Last year, the “Safe Harbor” overseas data security laws that governed any and all digital interaction in and out of the EU when involved the US, especially in light of Edward Snowden’s discoveries, was declared outdated and invalid by European authorities. The European Union and the US Department of Commerce worked hand in hand to create an alternative to those outdated laws. Called “Privacy Shield”, the new legal framework is built to provide a greater minimum standard of security, more accountability, and to add in some recourse for those who find their data compromised on the way over the ocean. As of Monday, Google has submitted their official application to the US Department of Commerce to be counted among tech firms that are fully compliant with the new laws, joining big names like Microsoft.
While Google and Alphabet at large have been complying fully with the new laws since their inception back in July of this year, companies hoping to attain the status of officially compliant have to not only walk the walk, but also talk the talk; they must submit a formal application, which will prompt authorities to review their products, services, and transmissions to ensure compliance. Only at this point is a company’s compliance with the act certified and official.

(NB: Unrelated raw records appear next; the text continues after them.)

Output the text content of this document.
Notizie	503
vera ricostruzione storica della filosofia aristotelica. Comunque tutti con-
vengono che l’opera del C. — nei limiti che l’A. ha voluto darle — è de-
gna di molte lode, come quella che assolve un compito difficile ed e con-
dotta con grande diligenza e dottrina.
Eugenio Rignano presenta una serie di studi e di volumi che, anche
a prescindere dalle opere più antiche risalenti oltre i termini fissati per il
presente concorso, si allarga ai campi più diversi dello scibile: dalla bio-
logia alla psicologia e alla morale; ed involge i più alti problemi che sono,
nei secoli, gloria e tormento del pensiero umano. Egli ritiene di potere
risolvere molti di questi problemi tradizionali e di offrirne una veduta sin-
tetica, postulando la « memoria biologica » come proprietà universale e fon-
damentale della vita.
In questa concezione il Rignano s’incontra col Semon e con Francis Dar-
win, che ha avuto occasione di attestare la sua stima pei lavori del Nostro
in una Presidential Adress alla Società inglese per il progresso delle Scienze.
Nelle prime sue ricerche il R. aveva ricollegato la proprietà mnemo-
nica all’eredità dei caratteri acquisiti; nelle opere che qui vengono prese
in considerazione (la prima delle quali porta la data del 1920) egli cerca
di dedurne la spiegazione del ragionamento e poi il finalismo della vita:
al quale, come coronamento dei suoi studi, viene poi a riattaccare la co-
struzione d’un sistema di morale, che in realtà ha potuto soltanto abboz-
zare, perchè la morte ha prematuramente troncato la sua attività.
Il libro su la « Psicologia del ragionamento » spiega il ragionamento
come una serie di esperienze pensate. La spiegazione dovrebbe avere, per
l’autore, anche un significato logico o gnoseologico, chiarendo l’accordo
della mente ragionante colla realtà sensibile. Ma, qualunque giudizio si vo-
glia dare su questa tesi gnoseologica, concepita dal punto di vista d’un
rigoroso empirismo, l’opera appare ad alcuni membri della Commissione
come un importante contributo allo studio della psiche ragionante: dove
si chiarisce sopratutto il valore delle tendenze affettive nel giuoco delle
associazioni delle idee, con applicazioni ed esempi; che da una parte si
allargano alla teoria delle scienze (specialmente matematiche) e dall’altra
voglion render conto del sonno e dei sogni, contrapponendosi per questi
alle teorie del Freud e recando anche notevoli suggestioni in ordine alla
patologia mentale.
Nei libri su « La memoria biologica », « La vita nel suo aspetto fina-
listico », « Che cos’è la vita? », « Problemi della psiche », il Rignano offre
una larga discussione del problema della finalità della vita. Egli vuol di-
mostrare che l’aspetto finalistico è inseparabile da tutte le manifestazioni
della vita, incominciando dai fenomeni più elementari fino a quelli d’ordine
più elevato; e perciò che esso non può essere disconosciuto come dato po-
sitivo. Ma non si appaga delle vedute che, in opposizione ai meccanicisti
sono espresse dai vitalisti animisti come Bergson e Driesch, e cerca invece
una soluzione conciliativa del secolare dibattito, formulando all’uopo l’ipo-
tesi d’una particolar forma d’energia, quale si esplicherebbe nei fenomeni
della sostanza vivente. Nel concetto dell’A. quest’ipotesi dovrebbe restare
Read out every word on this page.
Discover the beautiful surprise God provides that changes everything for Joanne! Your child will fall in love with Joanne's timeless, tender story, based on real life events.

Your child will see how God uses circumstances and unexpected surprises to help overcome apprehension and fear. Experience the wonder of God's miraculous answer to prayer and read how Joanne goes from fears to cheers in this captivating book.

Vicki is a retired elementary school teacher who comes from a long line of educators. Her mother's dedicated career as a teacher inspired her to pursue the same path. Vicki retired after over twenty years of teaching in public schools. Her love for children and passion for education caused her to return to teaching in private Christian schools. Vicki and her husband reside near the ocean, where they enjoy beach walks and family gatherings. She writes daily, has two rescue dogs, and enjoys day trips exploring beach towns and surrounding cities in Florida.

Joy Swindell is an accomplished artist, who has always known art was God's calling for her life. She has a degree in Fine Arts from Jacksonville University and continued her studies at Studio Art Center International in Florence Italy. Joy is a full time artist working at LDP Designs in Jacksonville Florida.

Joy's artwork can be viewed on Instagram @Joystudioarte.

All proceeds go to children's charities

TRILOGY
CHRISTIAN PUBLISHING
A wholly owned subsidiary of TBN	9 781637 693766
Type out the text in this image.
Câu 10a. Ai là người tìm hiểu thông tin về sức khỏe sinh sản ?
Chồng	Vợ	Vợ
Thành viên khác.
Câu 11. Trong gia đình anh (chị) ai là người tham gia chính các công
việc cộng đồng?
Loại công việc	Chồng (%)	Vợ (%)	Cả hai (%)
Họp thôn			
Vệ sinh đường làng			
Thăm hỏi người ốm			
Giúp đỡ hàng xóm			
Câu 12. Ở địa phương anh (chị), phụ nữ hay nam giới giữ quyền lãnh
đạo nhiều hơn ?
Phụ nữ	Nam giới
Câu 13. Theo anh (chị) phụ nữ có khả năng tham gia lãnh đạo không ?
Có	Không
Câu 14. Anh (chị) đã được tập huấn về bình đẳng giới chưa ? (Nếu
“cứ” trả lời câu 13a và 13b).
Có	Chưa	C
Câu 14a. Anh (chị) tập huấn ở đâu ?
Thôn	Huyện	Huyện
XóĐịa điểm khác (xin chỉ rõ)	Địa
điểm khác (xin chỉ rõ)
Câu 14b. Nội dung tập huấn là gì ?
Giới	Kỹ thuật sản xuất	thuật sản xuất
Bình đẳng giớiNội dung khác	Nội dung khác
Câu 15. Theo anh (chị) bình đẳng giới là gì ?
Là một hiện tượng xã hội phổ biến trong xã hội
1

Google has been one of the biggest supporters of a new framework since the dissolution of the Safe Harbor laws back in October, and had been aiding in figuring out how best to handle enacting new laws since then. Ever since the official unveiling of Safe Harbor back in July, Google has been complying with all of the new guidelines, and publicly declared as much. In a climate rife with privacy controversies and a raging dispute over encryption and backdoors, they were even bold enough to state that they will cooperate fully in all investigations launched in compliance with the new laws. Full compliance not only means ensuring that their transmissions are up to snuff, but also declaring compliance within products’ privacy policies, and giving users a link to review the terms of Privacy Shield for themselves, along with a way to lodge complaints and request investigations. Essentially, companies that claim compliance and do not deliver open themselves up to litigation on a private level and with authorities, meaning that Google vying for official status is a big commitment.